DSCSA pilot on trading partner verification a success, says HDA

One of the pillars of the US's plans to secure its medicines supply chain is that participating players can be identified and verified, and a pilot study to achieve that has reportedly been a success.

The pilot – run by the Healthcare Distribution Alliance (HDA) and Centre for Supply Chain Studies (CSCS) – put an interoperable 'authorised trading partner' approach through its paces that its developers say could serve as a model to meet the requirements of the Drug Supply Chain Security Act (DSCSA).

According to the DSCSA, manufacturers, wholesale distributors, dispensers, and repackagers of medicines have to meet various requirements to show they have a legitimate role to play in the supply chain, including appropriate registrations or licenses.

Launched in April 2020, the pilot brought together various pharmaceutical supply chain participants, including manufacturers, a wholesale distributor and dispensers, to test the use of trading partner credentials for companies carrying out saleable returns transactions.

Saleable returns verification requires wholesalers and distributors to check the serialised unique identifiers of returned products before they can be placed into inventory for resale, and was due to come into force last year before the FDA delayed enforcement.

The results apply to verifications of the authorized trading partner status for other required interactions under the DSCSA, not just saleable returns, according to the HDA.

Using nano-optics to create a new, highly secure brand protection solution

The project drew on technical expertise from SAP, rfxcel, Spherity and Legisym, with support from barcode standards group GS1. It found that use of an open-source technology based on W3C standards could be used to verify both direct and indirect trading partners.

It showed it was possible to establish the digital identity of a trading partner, including establishing their authorised status, exchange proof of that status with other partners, and cryptographically verify that proof. 

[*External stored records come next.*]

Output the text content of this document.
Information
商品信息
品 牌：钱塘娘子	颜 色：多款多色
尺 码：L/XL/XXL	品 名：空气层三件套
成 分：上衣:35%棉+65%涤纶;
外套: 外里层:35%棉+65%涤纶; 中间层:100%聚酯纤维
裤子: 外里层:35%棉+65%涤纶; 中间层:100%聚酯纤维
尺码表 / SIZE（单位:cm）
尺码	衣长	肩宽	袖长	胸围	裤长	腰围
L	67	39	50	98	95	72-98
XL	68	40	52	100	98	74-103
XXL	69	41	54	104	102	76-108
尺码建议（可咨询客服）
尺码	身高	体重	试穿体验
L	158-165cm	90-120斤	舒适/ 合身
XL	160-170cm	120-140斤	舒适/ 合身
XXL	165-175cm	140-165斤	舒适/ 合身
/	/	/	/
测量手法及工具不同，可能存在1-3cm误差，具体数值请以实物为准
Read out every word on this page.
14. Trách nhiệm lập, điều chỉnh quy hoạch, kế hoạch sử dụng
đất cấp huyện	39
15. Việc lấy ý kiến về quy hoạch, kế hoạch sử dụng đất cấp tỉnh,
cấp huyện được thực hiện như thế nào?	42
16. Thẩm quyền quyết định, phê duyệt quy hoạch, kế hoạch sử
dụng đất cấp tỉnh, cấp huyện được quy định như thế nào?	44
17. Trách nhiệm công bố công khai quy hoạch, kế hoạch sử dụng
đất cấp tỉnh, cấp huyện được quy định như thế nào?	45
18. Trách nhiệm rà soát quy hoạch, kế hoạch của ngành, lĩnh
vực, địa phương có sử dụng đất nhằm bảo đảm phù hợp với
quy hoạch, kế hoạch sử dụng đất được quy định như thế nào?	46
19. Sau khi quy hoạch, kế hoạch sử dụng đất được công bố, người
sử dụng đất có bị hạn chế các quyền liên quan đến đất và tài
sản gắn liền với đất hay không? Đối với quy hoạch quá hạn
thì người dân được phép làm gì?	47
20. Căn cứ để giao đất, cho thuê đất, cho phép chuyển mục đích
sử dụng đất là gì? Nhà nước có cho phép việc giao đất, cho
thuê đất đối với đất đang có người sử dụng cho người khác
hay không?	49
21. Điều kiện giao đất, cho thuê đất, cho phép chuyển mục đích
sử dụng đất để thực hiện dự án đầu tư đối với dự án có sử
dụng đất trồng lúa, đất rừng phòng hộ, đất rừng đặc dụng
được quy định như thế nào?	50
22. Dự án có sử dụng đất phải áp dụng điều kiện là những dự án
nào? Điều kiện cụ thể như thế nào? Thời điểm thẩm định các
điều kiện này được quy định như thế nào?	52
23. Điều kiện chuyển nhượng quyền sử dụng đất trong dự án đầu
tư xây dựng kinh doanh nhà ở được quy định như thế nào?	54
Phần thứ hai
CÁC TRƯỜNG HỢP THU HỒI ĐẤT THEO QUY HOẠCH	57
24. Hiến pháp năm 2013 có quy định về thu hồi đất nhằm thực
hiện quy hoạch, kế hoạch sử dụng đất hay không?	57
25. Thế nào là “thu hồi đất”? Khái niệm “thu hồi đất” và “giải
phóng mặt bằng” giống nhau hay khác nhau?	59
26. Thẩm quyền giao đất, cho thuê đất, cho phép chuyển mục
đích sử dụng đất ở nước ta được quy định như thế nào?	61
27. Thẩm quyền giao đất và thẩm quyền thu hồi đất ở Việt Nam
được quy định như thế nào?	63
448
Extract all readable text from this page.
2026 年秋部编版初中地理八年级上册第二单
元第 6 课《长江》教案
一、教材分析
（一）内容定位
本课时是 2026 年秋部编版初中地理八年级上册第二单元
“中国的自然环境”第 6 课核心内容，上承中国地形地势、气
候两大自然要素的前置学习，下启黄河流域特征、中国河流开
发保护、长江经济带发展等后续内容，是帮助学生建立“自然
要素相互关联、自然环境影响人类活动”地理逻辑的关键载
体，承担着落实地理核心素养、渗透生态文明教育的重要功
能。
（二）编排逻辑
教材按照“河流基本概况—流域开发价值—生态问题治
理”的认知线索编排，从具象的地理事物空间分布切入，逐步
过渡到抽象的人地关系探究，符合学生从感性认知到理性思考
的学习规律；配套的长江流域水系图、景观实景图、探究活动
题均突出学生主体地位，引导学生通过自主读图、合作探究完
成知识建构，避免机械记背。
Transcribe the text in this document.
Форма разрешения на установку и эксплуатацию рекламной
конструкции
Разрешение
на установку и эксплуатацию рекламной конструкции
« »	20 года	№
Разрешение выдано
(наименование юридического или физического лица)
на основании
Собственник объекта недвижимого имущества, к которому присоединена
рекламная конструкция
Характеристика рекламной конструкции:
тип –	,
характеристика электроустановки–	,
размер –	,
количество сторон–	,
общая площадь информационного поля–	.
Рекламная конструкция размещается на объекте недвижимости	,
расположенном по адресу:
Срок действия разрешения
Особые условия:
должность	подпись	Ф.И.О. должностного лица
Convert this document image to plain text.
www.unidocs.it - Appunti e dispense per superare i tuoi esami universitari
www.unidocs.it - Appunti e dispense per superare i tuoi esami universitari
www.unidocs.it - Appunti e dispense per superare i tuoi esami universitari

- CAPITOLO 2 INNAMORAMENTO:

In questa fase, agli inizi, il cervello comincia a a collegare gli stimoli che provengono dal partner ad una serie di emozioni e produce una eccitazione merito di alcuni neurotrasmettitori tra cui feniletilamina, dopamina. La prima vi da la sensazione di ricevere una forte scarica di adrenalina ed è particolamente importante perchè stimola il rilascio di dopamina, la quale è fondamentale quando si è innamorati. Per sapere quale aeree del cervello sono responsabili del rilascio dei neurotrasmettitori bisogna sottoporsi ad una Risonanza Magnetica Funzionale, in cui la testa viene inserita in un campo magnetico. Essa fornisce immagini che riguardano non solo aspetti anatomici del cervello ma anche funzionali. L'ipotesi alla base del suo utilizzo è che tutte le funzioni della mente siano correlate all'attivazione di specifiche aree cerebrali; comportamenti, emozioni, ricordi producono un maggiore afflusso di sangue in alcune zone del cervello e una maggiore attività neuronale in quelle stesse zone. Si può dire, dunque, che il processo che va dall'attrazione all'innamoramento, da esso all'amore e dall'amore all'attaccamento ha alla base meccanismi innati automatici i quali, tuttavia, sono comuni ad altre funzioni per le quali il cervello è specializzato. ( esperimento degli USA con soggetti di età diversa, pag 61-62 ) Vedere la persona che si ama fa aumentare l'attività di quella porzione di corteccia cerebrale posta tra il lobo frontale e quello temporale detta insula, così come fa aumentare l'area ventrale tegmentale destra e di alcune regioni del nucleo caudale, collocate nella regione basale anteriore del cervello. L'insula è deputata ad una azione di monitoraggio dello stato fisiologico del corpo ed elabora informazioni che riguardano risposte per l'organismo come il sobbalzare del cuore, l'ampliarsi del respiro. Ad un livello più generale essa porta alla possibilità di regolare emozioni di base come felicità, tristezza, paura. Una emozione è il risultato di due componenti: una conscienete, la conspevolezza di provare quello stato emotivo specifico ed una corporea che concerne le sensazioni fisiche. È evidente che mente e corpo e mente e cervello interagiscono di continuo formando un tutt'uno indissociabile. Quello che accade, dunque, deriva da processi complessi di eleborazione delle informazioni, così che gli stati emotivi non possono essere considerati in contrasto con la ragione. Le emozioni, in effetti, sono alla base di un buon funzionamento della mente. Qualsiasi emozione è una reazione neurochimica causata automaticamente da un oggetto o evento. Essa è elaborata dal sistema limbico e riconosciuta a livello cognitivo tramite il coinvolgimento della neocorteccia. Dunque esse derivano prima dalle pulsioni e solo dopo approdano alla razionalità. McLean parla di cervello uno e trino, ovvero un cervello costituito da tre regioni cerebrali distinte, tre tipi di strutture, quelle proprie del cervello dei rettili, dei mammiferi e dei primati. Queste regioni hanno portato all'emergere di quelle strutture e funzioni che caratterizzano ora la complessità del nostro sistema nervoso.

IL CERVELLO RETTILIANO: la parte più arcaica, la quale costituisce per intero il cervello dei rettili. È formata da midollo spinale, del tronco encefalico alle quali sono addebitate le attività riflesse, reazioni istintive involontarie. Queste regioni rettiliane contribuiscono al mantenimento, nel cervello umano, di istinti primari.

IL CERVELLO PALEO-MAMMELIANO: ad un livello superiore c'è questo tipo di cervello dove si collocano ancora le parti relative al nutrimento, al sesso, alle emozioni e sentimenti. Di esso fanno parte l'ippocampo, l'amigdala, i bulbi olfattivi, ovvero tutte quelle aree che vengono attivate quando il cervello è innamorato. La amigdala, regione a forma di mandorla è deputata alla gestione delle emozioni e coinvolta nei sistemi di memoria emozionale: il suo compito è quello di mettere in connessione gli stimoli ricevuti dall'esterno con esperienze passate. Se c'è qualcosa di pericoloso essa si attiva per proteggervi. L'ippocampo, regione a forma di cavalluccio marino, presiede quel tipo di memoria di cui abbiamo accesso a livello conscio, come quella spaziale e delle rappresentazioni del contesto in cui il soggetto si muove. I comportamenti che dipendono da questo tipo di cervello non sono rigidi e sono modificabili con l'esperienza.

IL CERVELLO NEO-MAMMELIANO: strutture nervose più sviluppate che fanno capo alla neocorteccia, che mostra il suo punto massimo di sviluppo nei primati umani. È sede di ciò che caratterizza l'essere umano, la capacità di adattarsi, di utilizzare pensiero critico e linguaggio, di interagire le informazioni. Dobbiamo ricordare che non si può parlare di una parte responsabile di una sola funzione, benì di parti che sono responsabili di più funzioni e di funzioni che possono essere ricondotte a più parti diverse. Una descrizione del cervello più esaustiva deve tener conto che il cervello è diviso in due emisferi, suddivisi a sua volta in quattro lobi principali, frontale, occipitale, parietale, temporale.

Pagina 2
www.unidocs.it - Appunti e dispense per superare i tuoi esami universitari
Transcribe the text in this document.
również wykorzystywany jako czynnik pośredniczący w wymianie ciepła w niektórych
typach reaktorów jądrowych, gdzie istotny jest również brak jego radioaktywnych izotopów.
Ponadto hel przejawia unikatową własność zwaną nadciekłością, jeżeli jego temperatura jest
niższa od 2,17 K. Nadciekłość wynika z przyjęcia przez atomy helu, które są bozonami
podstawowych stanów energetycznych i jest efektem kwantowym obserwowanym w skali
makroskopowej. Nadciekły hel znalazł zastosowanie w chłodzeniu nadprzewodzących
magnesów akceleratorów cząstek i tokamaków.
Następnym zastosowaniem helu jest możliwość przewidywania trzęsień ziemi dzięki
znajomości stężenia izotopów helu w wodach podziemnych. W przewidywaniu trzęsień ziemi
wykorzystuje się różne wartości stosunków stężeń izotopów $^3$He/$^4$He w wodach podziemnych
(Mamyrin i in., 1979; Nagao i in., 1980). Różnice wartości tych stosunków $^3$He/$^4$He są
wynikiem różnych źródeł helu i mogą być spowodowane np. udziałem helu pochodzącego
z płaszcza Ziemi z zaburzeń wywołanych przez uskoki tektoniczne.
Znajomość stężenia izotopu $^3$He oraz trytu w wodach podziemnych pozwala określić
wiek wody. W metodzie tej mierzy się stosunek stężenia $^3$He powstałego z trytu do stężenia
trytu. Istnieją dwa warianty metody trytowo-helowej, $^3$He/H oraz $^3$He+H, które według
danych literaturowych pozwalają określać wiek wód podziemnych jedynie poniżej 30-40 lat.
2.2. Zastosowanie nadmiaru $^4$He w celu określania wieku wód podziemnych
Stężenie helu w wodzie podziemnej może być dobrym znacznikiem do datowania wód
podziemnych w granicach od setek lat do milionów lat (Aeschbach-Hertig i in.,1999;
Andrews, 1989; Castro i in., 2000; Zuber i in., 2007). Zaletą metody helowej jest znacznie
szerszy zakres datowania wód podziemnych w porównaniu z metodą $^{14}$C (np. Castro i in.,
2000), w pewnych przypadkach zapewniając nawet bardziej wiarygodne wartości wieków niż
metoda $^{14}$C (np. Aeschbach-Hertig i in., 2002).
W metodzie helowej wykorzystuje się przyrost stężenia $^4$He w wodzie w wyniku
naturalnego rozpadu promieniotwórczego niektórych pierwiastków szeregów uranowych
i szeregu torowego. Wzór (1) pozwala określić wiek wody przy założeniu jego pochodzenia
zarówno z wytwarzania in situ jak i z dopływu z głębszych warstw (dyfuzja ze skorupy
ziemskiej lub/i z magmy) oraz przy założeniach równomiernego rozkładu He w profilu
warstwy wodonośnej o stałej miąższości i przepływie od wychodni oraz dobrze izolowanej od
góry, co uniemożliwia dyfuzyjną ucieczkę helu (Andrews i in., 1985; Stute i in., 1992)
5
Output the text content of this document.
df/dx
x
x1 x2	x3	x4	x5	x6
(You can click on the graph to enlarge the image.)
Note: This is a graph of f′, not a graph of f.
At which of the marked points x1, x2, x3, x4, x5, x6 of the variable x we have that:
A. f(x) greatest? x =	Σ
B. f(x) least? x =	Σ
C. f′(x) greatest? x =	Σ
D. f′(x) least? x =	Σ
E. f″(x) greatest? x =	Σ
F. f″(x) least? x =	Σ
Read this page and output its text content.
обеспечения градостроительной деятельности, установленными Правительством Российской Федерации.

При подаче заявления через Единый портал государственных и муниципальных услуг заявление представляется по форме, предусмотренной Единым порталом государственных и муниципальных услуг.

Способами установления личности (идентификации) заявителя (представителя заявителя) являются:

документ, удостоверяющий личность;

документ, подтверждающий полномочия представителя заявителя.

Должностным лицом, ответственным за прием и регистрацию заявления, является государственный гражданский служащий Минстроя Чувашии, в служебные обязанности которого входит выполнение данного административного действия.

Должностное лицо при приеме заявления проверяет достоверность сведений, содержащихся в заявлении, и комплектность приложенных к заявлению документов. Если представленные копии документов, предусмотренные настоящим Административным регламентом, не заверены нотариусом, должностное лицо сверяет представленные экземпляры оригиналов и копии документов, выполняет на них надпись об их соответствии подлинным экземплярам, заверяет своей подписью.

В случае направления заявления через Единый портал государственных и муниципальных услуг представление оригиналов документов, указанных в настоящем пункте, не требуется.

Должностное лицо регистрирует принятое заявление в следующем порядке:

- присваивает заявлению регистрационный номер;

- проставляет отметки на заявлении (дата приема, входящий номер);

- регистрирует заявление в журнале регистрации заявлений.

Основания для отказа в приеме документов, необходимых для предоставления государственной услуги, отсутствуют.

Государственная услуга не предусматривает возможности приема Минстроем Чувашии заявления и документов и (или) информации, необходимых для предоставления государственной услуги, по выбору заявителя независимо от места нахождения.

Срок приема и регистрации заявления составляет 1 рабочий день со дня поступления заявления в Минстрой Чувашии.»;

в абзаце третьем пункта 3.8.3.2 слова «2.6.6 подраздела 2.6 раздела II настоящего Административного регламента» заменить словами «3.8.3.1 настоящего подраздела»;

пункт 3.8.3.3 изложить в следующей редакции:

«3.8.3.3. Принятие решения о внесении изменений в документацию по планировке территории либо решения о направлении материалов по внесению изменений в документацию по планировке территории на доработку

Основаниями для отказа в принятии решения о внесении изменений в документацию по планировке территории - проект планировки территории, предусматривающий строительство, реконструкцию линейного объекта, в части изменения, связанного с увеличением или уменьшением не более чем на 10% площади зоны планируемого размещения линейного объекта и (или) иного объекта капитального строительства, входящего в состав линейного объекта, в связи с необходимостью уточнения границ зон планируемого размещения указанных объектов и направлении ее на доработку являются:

It also found that trading partners could securely control their digital identity – which would prevent bad actors impersonating them and breaking into the supply chain – and that a proper audit trail of partner transactions was created.

"I am sure the legislators who authored the DSCSA never could imagine how challenging it would be to determine the identity and authorisation status of trading partners in a digital eco-system," said Bob Celeste, founder of the CSCS, in a statement.

"Fortunately, the manufacturers, distributors and solution providers were successful in piloting a design that fits from a compliance, business operations and technology perspective."

Those involved with the project have now launched a group called the Open Credentialing Initiative (OCI) that will encourage the adoption of the approach tested in the pilot and develop it further.